As the opossum’s bustling through the woods finally settled, we stood there for a moment staring into the darkness of the forest. With a two-day drive across the country my life had changed forever. Morning would come in a few short hours and I would wake up to the quiet and calm of the country, my childhood home only twenty-five miles away. A life I’d known for fifteen years a million miles away. The lights from our new house glowed behind us. I was far from a country boy but I was now, I was certainly in the country.
“We need to get a gun,” I said finally.
“A gun?” Meg asked incredulous.
“You know, in case something like that happens again.”

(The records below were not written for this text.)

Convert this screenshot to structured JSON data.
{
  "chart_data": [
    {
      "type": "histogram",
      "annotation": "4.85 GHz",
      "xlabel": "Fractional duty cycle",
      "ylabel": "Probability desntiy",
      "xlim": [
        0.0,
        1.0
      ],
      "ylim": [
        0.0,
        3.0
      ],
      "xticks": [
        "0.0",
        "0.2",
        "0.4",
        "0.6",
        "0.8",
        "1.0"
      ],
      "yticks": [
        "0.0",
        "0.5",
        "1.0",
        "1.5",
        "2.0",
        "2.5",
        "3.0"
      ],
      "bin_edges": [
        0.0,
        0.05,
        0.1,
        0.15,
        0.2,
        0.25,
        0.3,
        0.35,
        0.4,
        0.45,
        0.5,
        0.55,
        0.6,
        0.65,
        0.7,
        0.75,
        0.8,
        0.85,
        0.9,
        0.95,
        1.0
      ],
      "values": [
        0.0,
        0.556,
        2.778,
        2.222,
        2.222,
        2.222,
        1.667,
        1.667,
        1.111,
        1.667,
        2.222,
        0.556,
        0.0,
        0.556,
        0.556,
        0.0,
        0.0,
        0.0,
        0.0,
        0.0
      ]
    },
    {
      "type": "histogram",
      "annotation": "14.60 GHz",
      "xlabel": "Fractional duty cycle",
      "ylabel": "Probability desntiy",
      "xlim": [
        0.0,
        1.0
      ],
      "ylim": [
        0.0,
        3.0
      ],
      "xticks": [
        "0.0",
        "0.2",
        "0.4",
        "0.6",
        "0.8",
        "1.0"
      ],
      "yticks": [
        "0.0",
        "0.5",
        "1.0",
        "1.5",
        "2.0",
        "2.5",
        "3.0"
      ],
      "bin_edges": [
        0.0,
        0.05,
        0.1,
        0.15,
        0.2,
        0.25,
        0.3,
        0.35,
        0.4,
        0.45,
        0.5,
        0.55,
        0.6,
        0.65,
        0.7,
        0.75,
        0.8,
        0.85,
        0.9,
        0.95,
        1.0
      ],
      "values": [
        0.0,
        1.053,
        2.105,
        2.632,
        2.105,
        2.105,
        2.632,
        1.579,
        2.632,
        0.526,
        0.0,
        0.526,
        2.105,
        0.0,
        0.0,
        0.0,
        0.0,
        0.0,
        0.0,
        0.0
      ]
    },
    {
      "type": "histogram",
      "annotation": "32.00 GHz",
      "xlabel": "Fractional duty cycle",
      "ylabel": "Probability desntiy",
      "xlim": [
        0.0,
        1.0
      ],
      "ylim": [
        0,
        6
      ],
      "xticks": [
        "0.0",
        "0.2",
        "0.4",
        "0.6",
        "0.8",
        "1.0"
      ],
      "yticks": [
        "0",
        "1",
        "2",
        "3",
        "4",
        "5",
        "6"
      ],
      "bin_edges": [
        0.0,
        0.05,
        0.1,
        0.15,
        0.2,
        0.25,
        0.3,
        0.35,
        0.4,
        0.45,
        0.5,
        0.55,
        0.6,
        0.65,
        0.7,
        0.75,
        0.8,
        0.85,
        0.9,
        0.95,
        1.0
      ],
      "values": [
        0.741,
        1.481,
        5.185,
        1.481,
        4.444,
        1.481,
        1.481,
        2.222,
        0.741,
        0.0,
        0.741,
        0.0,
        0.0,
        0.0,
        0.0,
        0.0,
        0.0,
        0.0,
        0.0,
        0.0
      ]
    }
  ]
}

“You don’t know how to shoot a gun,” Meg fired back.
“I’ve shot a pellet gun before.”
Meg turned toward the house and began to walk.
“I killed a mockingbird… And once I killed a coot with a golf ball.”
When we got back to the house, the dogs were thrilled to see us. It was like we’d been gone a lifetime. The house was empty but already we’d piled on a memory. The empty house was becoming a home. It is amazing how quickly it happens. I stepped outside and once again, the yard was quiet. Life was certainly different now. In the sky, a million stars. Meg came out beside me.
“You wouldn’t have smashed that thing either, you know,” I said, searching for some kind of validation.
“Of course not,” Meg said. “That’s why I have you.” While I had failed to kill the opossum, something about her faith put me at ease for my shortcoming.
“You think it is going to be okay?” I asked.
“It’s all gonna be good,” she said. “Let’s go to bed.”